Como testemunha privilegiada e várias vezes protagonista dos enredos dessa cena dos anos 2010, Smith expõe bastidores de negócios, intrigas em festas e perfis detalhados de pioneiros da comunicação digital, sobretudo de Nick Denton, fundador de sites como Gawker e Gizmodo, e de Jonah Peretti, cofundador do BuzzFeed e do Huffington Post.

Os jornalistas conservadores Andrew Breitbart, Matt Drudge e até Steve Bannon, estrategista de Donald Trump, também aparecem como figuras relevantes desse circuito.
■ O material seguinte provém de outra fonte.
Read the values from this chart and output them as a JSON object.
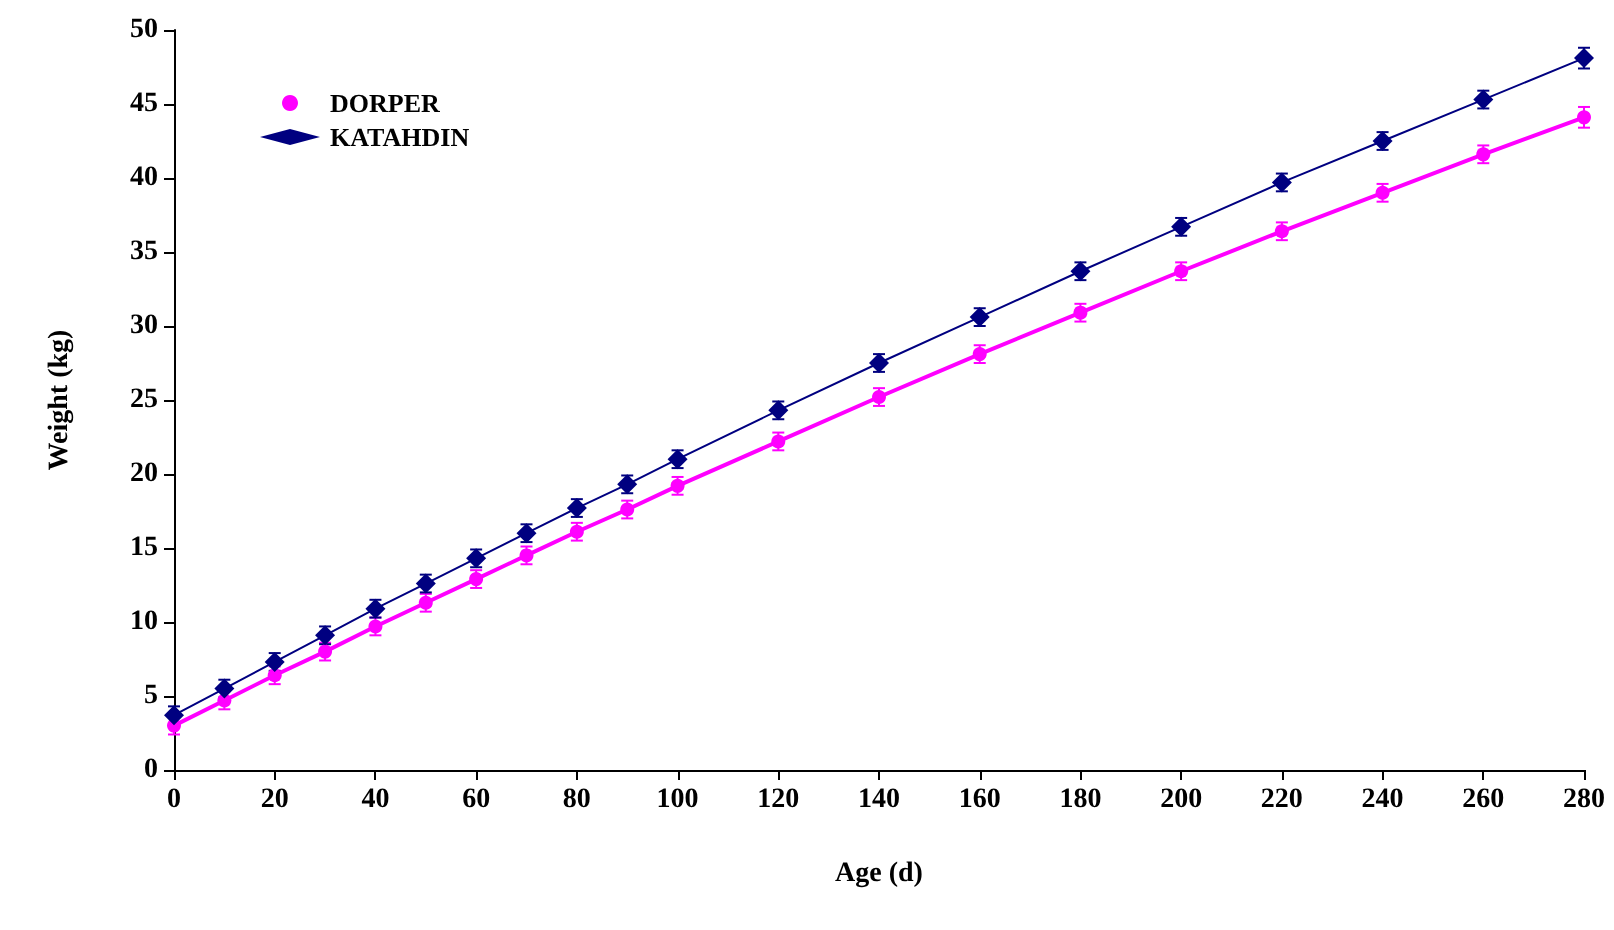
{
  "chart_data": {
    "type": "line",
    "xlabel": "Age (d)",
    "ylabel": "Weight (kg)",
    "x": [
      0,
      10,
      20,
      30,
      40,
      50,
      60,
      70,
      80,
      90,
      100,
      120,
      140,
      160,
      180,
      200,
      220,
      240,
      260,
      280
    ],
    "series": [
      {
        "name": "DORPER",
        "color": "#ff00ff",
        "marker": "circle",
        "values": [
          3.0,
          4.7,
          6.4,
          8.0,
          9.7,
          11.3,
          12.9,
          14.5,
          16.1,
          17.6,
          19.2,
          22.2,
          25.2,
          28.1,
          30.9,
          33.7,
          36.4,
          39.0,
          41.6,
          44.1
        ],
        "errors": [
          0.6,
          0.6,
          0.6,
          0.6,
          0.6,
          0.6,
          0.6,
          0.6,
          0.6,
          0.6,
          0.6,
          0.6,
          0.6,
          0.6,
          0.6,
          0.6,
          0.6,
          0.6,
          0.6,
          0.7
        ]
      },
      {
        "name": "KATAHDIN",
        "color": "#000080",
        "marker": "diamond",
        "values": [
          3.7,
          5.5,
          7.3,
          9.1,
          10.9,
          12.6,
          14.3,
          16.0,
          17.7,
          19.3,
          21.0,
          24.3,
          27.5,
          30.6,
          33.7,
          36.7,
          39.7,
          42.5,
          45.3,
          48.1
        ],
        "errors": [
          0.6,
          0.6,
          0.6,
          0.6,
          0.6,
          0.6,
          0.6,
          0.6,
          0.6,
          0.6,
          0.6,
          0.6,
          0.6,
          0.6,
          0.6,
          0.6,
          0.6,
          0.6,
          0.6,
          0.7
        ]
      }
    ],
    "xlim": [
      0,
      280
    ],
    "xticks": [
      0,
      20,
      40,
      60,
      80,
      100,
      120,
      140,
      160,
      180,
      200,
      220,
      240,
      260,
      280
    ],
    "ylim": [
      0,
      50
    ],
    "yticks": [
      0,
      5,
      10,
      15,
      20,
      25,
      30,
      35,
      40,
      45,
      50
    ],
    "grid": false,
    "legend": "top left",
    "line_style": "solid"
  }
}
O livro relata a corrida econômica para se firmar como uma nova empresa de mídia na era de ouro do Facebook. Trata de discussões que surgiram há mais de uma década e que estão longe de serem pacificadas.

A relação entre jornalismo, política e algoritmo, o jogo de força entre empresas de comunicação e redes sociais, as regras impostas pelas big techs e a ascensão digital de líderes da extrema-direita aparecem a partir da história de jovens que queriam testar novos usos da internet.

Não é mais um livro sobre empreendedores do Vale do Silício, mas sobre quem quis dominar ou driblar as regras das tecnologias do Vale do Silício.

O principal da história se passa em escritórios de SoHo, bairro de Nova York, onde a premissa era gerar muito tráfego na internet, cliques. É a partir dessa cena, conta Smith, que se criou a base para medir audiência na internet, tal qual todos os grandes veículos de jornalismo fazem hoje —ou como fazem, também, os influenciadores em suas contas de TikTok.

Os modelos para vender propaganda online e para monitorar o sucesso de qualquer página da web foram criados na órbita dos personagens retratados por Smith (e em certa medida por ele).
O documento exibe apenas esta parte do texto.